After 19 days, Hosni Mubarak resigns, news of which was delivered on air by Omar Suleiman in a one minute sombre appearance. Tahrir Square erupted with cries of "Freedom" and "Allahu akbar" accompanies by detonation of fireworks and all sorts of activity. This development came a day after Hosni Mubarak's broadcast so brazenly declaring his refusal to bow down to "foreign demands" to step down amidst the cries of his own people willing to shed blood to see him out!
The people's demands seemingly met after 19 days of unrelenting protests...
Opposition leader Mohamed ElBaradei says Egypt for a first time has a chance "to be democratic, to be free, to have a sense of dignity, of freedom". A time of elation for the Egyptian people and probably a time of suspense for Israel, USA, the rest of the Arab World.
Hosni Mubarak handed over power to the Egyptian Army's Supreme Council who is supposed to ensure a smooth transition of his departure from office. It's strange that the military's infinite patience (or seemingly so) has for the entire duration of the riots, been sidelined and merely scratched on the surface during media coverage. The attention was drawn to the premier, the nation, the people and the rest of the world having a stake in the outcome.

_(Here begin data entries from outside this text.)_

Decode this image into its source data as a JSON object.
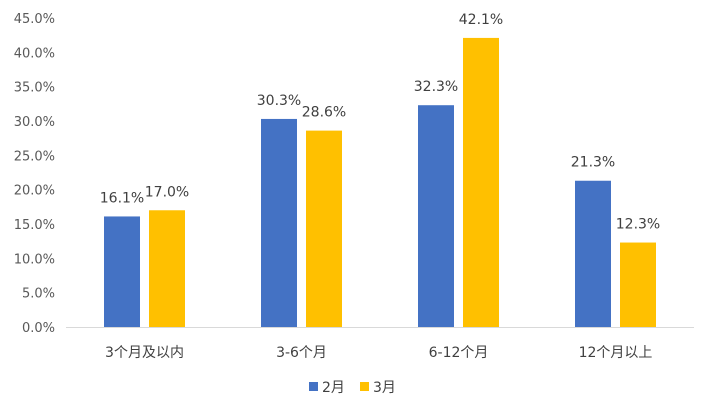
{
  "chart_data": {
    "type": "bar",
    "categories": [
      "3个月及以内",
      "3-6个月",
      "6-12个月",
      "12个月以上"
    ],
    "series": [
      {
        "name": "2月",
        "values": [
          16.1,
          30.3,
          32.3,
          21.3
        ],
        "labels": [
          "16.1%",
          "30.3%",
          "32.3%",
          "21.3%"
        ],
        "color": "#4472C4"
      },
      {
        "name": "3月",
        "values": [
          17.0,
          28.6,
          42.1,
          12.3
        ],
        "labels": [
          "17.0%",
          "28.6%",
          "42.1%",
          "12.3%"
        ],
        "color": "#FFC000"
      }
    ],
    "ylim": [
      0,
      45
    ],
    "yticks": [
      0,
      5,
      10,
      15,
      20,
      25,
      30,
      35,
      40,
      45
    ],
    "ytick_labels": [
      "0.0%",
      "5.0%",
      "10.0%",
      "15.0%",
      "20.0%",
      "25.0%",
      "30.0%",
      "35.0%",
      "40.0%",
      "45.0%"
    ],
    "title": "",
    "xlabel": "",
    "ylabel": "",
    "grid": false,
    "legend": "bottom-center",
    "axis_color": "#D9D9D9"
  }
}
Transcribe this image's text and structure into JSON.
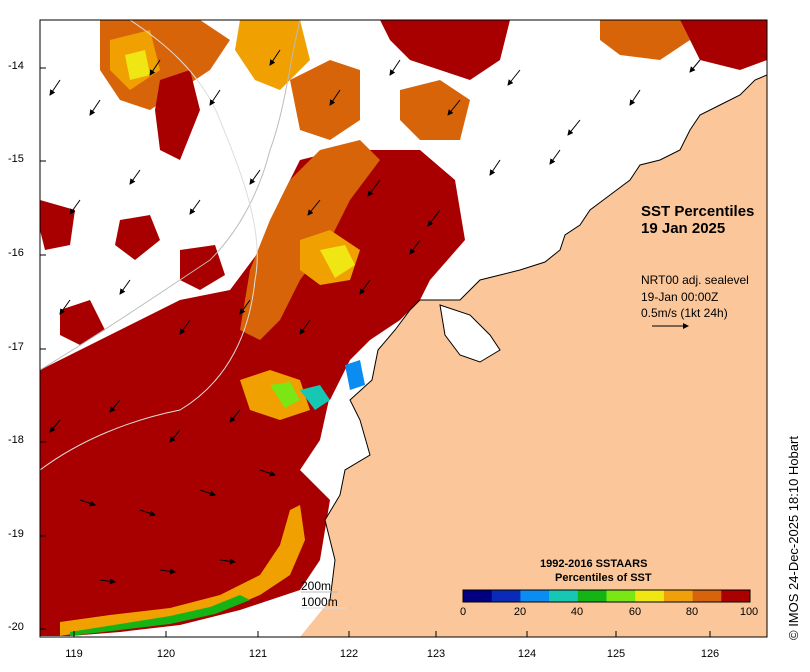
{
  "title": {
    "line1": "SST Percentiles",
    "line2": "19 Jan 2025"
  },
  "current_info": {
    "line1": "NRT00 adj. sealevel",
    "line2": "19-Jan 00:00Z",
    "line3": "0.5m/s (1kt 24h)"
  },
  "colorbar": {
    "title1": "1992-2016 SSTAARS",
    "title2": "Percentiles of SST",
    "ticks": [
      "0",
      "20",
      "40",
      "60",
      "80",
      "100"
    ],
    "colors": [
      "#000080",
      "#0a2ab8",
      "#0a8cf0",
      "#16c8b4",
      "#14b414",
      "#7ae614",
      "#f0e614",
      "#f0a00a",
      "#d7640a",
      "#aa0000"
    ]
  },
  "isobaths": {
    "line1": "200m",
    "line2": "1000m"
  },
  "credit": "© IMOS 24-Dec-2025 18:10 Hobart",
  "axes": {
    "y_ticks": [
      "-14",
      "-15",
      "-16",
      "-17",
      "-18",
      "-19",
      "-20"
    ],
    "x_ticks": [
      "119",
      "120",
      "121",
      "122",
      "123",
      "124",
      "125",
      "126"
    ]
  },
  "colors": {
    "land": "#fbc79a",
    "ocean_nodata": "#ffffff",
    "high": "#a80000",
    "orange": "#d8640a",
    "mid": "#f0a000"
  }
}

The army presents a neutral arbiter between contending opponents, but it has significant interests of its own to defend. The basic structure of the Egyptian state as it now exists has benefited the military. The practical demands of the protesters were fairly simple: end the state of emergency, hold new elections, and grant the freedom to form parties without state interference. But these demands would amount to opening up the political space to everyone across Egypt's social and political structure. That would involve constitutional and statutory changes- e.g. reforming Egypt as a parliamentary rather than a presidential system, in which a freely elected majority selects the prime minister (who is now appointed by the president). These changes would do away with power structure the Egyptian army created in 1952's coup.
We must bear in mind that the military has access to the ruling party (NDP) and owns industries which controls 5-20% of Egypt's economy. A military coup is always remotely possible if their interests would be undermined by the interim government.
We are now witnessing history unfolding and the rise of a new regime or at least, a harbinger of one.
Of course, there's the Muslim Brotherhood- it must be remembered that they were target of arrests during Hosni Mubarak's time and all of a sudden, the power realisation seems to be a lot more realistic. Their goal is to institute an Islamic state by political means, not violence.
The West will be worried if democracy comes to quickly in the form of speedy empowerment of the Muslim Brotherhood whom USA does not know how they will react to American influence. USA had expanded billions of dollars to back Egypt during Hosni Mubarak's time which he had very little to show for. Under Hosni Mubarak's rule, Egypt kept peace with Israel and close ties with the West. His government was an important ally of the United States in the Israeli-Palestinian peace process. He also earned Western support for his efforts to suppress Islamic extremism- in the 1990s he waged a war against Islamist fundamentalism and extremism from which, the military's role evolved further.
But, a spokesperson for the Muslim Brotherhood (or so I've read) has told CNN that MB has vowed not to field a presidential candidate as they only desire representation via seats in parliament but does not want a majority. In the Egyptian political arena for the last 3 weeks, we all know things can seemingly take a turn without a moment's notice, so this will be left to be seen. If the military's interests is guaranteed and their industries protected, we will see if this will still be the case when they have the army's backing.